Hospital profits reached $88 billion in 2017, a 12.5% increase over the previous year and a 27% increase from 2013. Total net revenue reached $1 trillion in 2017, compared with $998 billion in 2016. Expenses in that time were $966 billion, up from $920 billion. The AHA provided Modern Healthcare with an exclusive copy of the report.
The jump in profit in 2017 was higher than in recent years. In 2016, profits increased 4%, compared with a 0.25% decline in 2015.
During that time, operating revenue increased just 4.6% in 2017, a lower rate than 2016 and 2015. During the same time, non-operating revenue, which includes investment income, jumped 92%, down from the 103% spike in 2016. Wesolowski attributes the slowed operating revenue growth to stabilizing utilization.
"That's certainly a heavy driver," he said.
The data illustrate the continued slow bleed of patients out of hospitals. Admissions to the 5,262 U.S. community hospitals and their nursing home units increased by less than 1% to 34.3 million in 2017, from 34 million in 2016. Community hospitals include nonfederal, short-term general and special hospitals. Inpatient days were largely unchanged at 186.2 million during that time. Both inpatient surgeries and births declined slightly between 2016 and 2017 to 9.1 million and 3.7 million, respectively.
But the gradual decline in inpatient volumes didn't translate into a significant outpatient boost in 2017. Outpatient surgeries were mostly flat at 19 million, as were emergency room visits at 144.8 million. Outpatient visits inched up by a modest 1.2% year-over-year, to 766 million in 2017. Those numbers generally include urgent care and ambulatory surgery center visits, except for cases when the facilities are not directly affiliated with a specific hospital, AHA spokeswoman Marie Johnson wrote in an email.
Even as outpatient volumes were relatively flat year-over-year, net outpatient revenue increased 5.7% between 2016 and 2017. Chuck Alsdurf, director of healthcare finance policy and operational initiatives at the Healthcare Financial Management Association, said it's not surprising to see outpatient revenue grow as procedures increasing shift into outpatient settings. He said part of that is driven by the CMS' two-midnight rule created in 2013, which directs Medicare contractors to deem a hospital admission legitimate if it spans two midnights.
"Typically when things move from inpatient to outpatient, especially on a procedural basis, the charges go down, as well as the payment," Alsdurf said.
He predicts hospitals' outpatient revenue will eclipse inpatient revenue, but that's still several years out.
The amount hospitals reported having spent on uncompensated care was $38.4 billion in 2017, the same as in 2016.
There were 6,210 total hospitals in the U.S. in 2017, according to the AHA's data. That's nearly 9% more than a decade earlier, in which the U.S. had 5,708 hospitals, and slightly more than in 2016, in which there were 6,168. The total hospitals figure includes not-for-profit, investor-owned, state and local government-owned hospitals and veterans hospitals.

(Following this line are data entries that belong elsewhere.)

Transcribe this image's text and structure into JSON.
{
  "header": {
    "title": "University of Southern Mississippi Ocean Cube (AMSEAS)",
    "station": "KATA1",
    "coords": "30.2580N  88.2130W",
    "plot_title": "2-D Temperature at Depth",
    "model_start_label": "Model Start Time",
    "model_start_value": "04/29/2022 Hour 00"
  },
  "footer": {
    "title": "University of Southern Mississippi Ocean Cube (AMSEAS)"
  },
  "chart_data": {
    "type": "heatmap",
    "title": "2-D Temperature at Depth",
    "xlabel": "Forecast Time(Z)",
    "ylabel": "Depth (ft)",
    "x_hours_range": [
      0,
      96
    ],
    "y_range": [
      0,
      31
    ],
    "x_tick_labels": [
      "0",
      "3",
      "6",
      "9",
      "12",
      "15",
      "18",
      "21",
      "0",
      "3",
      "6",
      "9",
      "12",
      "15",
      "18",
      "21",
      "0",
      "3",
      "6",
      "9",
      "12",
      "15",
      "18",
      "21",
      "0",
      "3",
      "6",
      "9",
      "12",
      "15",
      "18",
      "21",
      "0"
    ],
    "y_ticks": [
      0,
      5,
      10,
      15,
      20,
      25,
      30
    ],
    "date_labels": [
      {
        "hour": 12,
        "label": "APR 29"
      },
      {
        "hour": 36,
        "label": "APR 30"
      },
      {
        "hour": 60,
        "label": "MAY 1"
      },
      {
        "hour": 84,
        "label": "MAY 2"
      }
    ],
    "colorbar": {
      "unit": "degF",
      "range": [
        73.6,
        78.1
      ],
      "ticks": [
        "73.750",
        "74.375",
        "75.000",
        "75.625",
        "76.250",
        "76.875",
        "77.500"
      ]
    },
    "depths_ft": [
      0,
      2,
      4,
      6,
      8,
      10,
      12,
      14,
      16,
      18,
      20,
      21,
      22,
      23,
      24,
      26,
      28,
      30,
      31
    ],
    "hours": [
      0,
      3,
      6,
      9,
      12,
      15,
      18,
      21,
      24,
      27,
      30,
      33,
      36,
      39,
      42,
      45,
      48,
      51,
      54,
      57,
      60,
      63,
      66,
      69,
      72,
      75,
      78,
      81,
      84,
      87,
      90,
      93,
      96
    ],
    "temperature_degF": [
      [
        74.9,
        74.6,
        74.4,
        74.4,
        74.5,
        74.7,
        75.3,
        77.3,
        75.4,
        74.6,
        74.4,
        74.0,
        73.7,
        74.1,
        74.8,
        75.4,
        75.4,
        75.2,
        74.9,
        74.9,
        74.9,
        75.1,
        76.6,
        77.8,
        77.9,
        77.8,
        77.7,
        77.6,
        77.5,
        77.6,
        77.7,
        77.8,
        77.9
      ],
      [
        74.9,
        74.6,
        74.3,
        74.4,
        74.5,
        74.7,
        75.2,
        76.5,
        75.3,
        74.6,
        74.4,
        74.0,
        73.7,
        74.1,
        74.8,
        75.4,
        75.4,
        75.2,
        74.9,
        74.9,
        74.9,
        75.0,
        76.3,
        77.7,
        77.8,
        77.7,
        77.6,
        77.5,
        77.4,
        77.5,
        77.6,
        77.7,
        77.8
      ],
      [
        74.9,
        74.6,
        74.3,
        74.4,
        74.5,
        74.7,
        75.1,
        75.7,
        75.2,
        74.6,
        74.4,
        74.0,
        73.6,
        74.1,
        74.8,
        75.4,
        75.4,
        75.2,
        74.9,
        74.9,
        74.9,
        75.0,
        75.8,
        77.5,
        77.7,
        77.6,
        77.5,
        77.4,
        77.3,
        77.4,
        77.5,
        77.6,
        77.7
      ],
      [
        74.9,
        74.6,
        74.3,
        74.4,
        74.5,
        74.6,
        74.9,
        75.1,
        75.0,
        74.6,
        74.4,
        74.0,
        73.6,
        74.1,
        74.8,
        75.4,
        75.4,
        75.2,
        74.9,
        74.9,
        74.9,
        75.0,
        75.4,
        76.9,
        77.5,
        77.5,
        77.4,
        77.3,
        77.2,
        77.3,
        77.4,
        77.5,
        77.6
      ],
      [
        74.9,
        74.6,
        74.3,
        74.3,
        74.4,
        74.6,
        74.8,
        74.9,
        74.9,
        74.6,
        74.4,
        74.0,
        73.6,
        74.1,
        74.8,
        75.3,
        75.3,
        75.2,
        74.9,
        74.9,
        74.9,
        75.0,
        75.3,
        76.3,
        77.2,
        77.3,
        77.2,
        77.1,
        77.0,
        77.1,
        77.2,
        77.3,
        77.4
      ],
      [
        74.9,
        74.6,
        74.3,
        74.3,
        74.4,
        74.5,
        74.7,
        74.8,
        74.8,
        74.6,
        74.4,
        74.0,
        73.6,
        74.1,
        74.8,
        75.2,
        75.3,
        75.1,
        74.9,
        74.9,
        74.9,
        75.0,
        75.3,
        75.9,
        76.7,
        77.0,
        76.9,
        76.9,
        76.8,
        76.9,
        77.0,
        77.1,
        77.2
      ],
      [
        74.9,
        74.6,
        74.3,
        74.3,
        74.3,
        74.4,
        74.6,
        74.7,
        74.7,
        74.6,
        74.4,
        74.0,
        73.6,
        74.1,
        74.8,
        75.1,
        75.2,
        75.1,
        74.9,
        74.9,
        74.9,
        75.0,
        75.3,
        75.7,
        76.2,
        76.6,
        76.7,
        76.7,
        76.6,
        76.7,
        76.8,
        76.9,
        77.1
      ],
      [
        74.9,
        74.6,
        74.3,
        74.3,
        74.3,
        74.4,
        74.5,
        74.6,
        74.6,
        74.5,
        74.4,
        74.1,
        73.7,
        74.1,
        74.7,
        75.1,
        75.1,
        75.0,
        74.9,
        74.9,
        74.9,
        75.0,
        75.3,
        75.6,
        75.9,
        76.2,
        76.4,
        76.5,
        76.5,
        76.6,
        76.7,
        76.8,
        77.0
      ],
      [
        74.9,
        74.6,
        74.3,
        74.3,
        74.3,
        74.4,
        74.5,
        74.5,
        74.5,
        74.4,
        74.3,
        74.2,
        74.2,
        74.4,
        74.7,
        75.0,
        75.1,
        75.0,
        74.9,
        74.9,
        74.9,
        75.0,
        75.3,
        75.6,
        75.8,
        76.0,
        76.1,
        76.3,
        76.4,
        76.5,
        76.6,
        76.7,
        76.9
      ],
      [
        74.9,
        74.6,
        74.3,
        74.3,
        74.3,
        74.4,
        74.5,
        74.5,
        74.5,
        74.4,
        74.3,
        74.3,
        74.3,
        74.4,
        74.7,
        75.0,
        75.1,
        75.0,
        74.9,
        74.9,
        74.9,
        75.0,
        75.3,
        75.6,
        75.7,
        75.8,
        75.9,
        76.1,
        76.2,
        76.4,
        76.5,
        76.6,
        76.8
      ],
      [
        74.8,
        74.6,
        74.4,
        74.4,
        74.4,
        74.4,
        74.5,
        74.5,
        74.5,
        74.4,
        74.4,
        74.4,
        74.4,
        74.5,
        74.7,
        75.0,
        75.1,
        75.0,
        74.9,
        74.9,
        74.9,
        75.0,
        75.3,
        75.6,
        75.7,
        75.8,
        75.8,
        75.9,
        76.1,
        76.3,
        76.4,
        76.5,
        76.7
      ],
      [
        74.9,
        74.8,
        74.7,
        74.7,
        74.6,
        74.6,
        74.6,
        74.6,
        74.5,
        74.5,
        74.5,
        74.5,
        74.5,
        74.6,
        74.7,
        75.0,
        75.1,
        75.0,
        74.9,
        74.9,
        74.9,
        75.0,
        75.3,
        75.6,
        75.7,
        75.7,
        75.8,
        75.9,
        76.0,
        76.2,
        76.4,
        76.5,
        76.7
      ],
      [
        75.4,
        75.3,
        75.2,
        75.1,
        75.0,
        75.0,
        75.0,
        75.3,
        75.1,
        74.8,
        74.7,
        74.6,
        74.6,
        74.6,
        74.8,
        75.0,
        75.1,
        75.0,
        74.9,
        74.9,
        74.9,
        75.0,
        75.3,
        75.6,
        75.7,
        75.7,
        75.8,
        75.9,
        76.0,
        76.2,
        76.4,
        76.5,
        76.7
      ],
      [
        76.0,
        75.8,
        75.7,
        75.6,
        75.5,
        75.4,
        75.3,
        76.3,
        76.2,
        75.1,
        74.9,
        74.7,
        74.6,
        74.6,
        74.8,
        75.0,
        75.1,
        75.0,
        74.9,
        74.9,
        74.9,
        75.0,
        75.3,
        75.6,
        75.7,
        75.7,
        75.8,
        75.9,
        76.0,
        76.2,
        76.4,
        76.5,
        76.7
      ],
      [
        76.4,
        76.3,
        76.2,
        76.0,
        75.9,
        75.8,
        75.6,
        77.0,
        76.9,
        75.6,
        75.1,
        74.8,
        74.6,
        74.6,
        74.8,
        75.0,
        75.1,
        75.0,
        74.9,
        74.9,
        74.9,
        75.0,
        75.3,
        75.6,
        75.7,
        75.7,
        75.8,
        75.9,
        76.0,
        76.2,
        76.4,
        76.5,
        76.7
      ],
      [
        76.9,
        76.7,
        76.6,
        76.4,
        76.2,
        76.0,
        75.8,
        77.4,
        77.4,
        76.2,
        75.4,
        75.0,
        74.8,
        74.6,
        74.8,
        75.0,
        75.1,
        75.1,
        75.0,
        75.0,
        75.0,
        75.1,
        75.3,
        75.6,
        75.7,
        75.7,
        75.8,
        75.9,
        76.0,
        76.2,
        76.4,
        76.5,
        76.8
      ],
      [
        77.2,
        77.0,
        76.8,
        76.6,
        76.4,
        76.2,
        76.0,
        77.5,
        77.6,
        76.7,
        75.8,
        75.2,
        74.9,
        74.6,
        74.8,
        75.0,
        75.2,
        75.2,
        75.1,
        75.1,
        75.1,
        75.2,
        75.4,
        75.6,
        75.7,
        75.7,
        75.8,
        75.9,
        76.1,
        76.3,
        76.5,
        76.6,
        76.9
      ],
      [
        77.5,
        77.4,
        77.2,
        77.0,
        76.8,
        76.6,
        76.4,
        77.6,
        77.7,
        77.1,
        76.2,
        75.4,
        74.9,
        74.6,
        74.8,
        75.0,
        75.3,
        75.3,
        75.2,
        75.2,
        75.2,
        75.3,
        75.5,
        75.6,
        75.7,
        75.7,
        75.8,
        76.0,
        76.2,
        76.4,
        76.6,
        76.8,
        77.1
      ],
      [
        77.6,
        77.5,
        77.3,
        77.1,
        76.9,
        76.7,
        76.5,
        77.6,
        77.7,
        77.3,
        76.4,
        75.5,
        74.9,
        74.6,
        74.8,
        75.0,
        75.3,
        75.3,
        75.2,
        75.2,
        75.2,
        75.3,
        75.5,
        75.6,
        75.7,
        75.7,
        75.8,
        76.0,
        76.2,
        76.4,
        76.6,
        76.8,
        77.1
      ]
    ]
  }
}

The number of rural community hospitals declined nearly 8% between 2017 and 2013, to 1,875, while the number of urban hospitals increased nearly 2% during that time to 3,387.
Among community hospitals, 3,494 were part of a system in 2017, up from 3,467 in 2016 and 3,322 in 2013. Fewer hospitals were members of group purchasing organizations in 2017 compared with 2016: 3,583 versus 3,726.
The number of full-time and part-time community hospital employees increased slightly to 4.5 million and 1.6 million, respectively, in 2017.
Adjusted expenses per inpatient stay were higher at not-for-profit hospitals in 2017 compared with their investor-owned counterparts. Not-for-profits spent $13,504 per inpatient stay, while investor-owned hospitals spent $10,273 for the same stay. That number was even higher for state and local government hospitals: $14,015.
That's not surprising given investor-owned hospitals have a completely different operating model, Alsdurf said. They staff differently, and their scale allows them greater purchasing power and efficiency. Plus, there's pressure from Wall Street.
"I still think the biggest reason is because they're run to make money for the investors," he said. "So there is a different goal."